Вы прощаете меня, сударыня! вы возвращаете мне ваши милости! Нет! я обманываюсь: большая часть вашего существа имеет в себе нечто божественное, и эта прелесть, эта доброта, — все это — небесного происхождения. Ах! достоин ли я единого вашего взгляда, — одного из тех взглядов, которые наполняют таким блаженством всякого, на ком вам заблагорассудится его остановить! О, если бы вы видели, сколько я перестрадал, пытаясь победить, преодолеть страсть, которая сделалась для моей души тем, чем жизненный дух является для тела, — неотделимой от моего существа. Я думал уже, что потерял навсегда сладостные мечты о счастье, мечты неосуществимые, но тем не менее драгоценные для меня, ибо они представляют образ счастья более совершенного, более ощутимого, которому я смел предаваться только в мечтаниях.
И все же мне кажется, что вы иногда словно сомневались в искренности моей любви. Увы! я ли виноват в том, что это лицо без выражения, эти глаза, лишенные огня, столь слабо выражали то, что я чувствую? Весь пламень, который не одушевлял ни моих глаз, ни моих черт, сосредоточился в моем сердце; в нем ваш алтарь, где вы окружены беспредельным обожанием. Нет! пламень столь сильный не может умереть, даже вместе с моим существом; он переживет его, он будет жить за пределами гроба и станет для моей души прекраснейшим залогом бессмертия. Я увижу там вас, сударыня, вы будете ангелом добра, который приобщит меня к вечному блаженству; без вас я впал бы там лишь в бесконечную тоску.

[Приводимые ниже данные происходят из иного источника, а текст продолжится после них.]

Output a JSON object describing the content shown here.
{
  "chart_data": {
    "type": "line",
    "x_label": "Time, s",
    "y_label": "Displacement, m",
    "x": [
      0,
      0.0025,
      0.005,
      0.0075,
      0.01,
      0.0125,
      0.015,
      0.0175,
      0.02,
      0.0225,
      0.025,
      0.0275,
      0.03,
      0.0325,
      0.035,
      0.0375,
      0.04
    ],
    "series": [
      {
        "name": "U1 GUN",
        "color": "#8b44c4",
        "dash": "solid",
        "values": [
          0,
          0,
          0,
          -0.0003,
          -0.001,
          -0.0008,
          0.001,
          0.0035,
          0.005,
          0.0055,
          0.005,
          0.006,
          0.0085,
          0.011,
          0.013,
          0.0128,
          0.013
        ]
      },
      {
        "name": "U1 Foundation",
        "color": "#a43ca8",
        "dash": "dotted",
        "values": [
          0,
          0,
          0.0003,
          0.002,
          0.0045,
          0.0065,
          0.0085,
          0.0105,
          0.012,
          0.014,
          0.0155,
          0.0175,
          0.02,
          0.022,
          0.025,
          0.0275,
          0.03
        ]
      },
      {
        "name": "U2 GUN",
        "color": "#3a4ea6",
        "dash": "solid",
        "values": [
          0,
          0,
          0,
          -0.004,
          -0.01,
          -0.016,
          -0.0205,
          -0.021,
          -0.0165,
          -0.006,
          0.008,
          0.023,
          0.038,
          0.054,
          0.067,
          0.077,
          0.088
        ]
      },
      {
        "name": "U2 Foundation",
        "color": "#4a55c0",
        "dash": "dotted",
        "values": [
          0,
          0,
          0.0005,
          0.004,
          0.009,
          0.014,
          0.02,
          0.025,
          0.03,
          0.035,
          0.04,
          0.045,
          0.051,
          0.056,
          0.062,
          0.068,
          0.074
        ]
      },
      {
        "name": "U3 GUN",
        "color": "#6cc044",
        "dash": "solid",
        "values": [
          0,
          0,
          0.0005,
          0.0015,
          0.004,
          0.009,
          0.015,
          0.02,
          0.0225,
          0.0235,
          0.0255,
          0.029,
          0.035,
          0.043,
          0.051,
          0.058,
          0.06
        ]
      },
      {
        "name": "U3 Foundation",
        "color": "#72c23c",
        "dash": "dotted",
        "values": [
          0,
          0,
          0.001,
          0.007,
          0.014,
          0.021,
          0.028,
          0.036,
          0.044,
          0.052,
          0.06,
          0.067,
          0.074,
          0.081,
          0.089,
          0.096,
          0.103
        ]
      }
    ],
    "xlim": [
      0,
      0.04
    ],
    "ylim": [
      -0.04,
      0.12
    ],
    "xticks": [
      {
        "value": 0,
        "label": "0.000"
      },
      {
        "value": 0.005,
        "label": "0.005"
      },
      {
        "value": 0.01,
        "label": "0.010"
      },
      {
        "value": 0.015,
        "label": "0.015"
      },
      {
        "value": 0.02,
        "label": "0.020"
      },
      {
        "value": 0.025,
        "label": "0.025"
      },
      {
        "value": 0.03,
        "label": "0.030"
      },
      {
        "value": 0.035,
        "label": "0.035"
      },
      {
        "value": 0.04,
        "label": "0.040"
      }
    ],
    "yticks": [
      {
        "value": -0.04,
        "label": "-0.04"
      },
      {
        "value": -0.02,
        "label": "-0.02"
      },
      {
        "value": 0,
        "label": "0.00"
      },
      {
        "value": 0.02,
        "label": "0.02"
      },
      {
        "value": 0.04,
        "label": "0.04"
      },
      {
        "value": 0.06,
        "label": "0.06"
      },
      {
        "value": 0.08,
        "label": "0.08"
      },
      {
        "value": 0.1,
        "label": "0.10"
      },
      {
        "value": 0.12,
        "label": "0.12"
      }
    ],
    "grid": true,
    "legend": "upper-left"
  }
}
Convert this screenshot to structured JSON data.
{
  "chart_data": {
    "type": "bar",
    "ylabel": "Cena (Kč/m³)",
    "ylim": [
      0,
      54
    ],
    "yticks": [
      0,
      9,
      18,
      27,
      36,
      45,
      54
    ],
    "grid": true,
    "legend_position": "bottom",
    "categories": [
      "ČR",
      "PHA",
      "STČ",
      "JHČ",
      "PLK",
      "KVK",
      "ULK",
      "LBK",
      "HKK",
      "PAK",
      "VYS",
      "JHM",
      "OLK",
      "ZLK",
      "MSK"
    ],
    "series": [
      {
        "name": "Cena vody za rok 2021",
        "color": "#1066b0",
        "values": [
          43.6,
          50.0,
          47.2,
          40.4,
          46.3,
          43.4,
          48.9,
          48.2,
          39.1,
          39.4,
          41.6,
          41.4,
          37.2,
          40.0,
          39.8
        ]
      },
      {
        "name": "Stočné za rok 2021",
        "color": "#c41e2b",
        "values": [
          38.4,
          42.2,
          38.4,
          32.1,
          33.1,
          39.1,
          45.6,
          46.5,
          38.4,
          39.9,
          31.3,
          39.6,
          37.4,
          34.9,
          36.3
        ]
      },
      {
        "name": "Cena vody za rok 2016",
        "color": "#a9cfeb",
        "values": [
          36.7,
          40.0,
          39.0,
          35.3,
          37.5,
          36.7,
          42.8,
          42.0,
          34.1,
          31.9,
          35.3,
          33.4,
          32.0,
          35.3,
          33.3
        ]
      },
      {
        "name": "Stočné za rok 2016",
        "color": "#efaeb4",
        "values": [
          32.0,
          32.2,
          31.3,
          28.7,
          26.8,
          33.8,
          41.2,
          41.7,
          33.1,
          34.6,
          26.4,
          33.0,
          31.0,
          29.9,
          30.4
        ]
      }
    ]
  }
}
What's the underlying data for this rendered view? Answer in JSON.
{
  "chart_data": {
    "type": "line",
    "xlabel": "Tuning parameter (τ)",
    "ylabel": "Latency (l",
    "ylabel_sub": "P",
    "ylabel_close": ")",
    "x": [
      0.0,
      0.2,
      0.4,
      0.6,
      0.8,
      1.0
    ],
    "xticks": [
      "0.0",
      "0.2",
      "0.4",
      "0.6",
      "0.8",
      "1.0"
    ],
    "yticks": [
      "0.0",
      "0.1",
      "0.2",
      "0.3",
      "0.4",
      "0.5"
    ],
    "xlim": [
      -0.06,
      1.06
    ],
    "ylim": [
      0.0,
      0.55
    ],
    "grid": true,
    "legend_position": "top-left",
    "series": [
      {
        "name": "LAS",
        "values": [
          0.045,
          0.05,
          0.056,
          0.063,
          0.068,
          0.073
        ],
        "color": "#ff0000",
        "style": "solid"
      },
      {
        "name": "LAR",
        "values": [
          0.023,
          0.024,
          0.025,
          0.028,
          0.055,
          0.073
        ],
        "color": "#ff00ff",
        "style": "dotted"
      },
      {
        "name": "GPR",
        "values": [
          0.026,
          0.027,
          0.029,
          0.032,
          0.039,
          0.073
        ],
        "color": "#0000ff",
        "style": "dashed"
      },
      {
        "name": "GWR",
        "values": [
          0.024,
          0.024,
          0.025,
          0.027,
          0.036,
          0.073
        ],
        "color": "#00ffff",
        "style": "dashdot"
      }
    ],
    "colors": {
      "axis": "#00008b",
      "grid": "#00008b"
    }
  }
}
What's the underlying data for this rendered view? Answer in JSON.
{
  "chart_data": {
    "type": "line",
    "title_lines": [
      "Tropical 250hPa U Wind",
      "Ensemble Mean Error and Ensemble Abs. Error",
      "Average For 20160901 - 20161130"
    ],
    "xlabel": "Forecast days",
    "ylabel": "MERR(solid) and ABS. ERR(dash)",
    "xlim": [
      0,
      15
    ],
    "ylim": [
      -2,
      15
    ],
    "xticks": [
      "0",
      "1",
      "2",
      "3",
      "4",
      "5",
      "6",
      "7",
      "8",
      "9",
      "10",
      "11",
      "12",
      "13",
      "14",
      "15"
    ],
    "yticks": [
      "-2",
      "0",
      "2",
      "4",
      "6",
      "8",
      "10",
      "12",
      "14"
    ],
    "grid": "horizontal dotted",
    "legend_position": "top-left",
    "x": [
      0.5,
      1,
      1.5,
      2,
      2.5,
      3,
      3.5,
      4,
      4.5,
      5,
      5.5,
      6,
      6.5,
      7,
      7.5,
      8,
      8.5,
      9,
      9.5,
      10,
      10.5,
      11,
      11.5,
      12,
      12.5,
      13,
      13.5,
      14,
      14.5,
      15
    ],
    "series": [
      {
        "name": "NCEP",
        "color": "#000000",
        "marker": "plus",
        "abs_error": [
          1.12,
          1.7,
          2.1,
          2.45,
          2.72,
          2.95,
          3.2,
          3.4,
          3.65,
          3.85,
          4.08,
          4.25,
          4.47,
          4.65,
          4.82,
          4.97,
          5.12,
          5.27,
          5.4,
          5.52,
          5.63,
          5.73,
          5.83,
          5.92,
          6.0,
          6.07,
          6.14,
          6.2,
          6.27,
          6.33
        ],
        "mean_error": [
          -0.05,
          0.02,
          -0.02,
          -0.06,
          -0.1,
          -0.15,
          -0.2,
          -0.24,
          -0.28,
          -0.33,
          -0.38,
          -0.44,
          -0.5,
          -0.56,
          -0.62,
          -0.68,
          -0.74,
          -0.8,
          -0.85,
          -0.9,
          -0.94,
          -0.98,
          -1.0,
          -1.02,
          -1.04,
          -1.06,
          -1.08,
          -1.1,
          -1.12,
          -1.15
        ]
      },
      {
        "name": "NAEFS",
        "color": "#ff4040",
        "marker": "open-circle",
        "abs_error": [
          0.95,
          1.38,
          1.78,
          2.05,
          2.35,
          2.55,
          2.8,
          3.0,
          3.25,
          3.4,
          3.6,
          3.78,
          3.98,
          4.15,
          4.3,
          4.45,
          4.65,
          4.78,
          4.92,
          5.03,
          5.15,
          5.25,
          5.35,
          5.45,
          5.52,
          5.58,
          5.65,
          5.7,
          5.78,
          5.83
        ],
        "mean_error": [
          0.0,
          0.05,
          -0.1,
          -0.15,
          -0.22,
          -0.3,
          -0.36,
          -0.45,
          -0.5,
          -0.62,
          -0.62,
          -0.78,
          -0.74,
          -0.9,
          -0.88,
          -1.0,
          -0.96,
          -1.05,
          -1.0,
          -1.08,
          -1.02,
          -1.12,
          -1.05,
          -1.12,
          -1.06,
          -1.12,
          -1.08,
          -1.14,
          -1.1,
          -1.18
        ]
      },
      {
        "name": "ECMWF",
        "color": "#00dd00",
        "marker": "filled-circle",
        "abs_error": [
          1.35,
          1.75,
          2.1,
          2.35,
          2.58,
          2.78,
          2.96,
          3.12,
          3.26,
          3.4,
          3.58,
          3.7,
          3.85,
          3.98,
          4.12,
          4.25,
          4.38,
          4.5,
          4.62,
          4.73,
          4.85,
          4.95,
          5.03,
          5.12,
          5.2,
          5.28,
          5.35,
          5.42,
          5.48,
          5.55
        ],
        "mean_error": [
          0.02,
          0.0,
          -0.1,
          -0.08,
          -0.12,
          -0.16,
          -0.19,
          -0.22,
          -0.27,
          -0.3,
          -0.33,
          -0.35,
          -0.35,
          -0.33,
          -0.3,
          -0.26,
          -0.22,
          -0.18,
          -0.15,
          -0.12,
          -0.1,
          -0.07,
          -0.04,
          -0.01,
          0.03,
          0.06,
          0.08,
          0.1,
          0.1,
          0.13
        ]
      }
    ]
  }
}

И вы больше не сердитесь, сударыня? вы искренне простили меня? вы не оттолкнете более сердца, которое бьется только ради вас? Ах! если бы не было свидетелей, я бы тысячекратно расцеловал тогда вашего Гектора, который заставил вас произнести те сладостные слова, которые навсегда запечатлелись в моей памяти; именно он сумел убедить вас хотя бы немного в той любви, которою я к вам пламенею. Судите же сами, сударыня, как я должен ласкать его и могу ли я смотреть равнодушно на создание, которое в некотором роде явилось моим благодетелем? и сколь драгоценную ношу я находил в нем! Я держал на руках создание, которое вы любите, сударыня, а то, что дорого вам, тем более дорого мне, ибо все ваши привязанности передаются моей душе, усиливаются и умножаются в ней!
Для меня нет большего удовольствия, чем испытывать одни с вами чувства! Если бы я мог надеяться на взаимность… но я не смею рассчитывать на это; это было бы счастьем, которого мне не дано в удел.
Итак, мне довольно моих собственных чувств, мне довольно единого преимущества, которое мне предоставлено, — осмелиться высказать их вам.
Как ваши слова, дышащие дружбой и добротой, отозвались сладким теплом во всем моем существе: «
Вновь, сударыня, повергаю к ногам вашим свое сердечное почтение, которое вместе со всем моим существованием принадлежит вам навеки.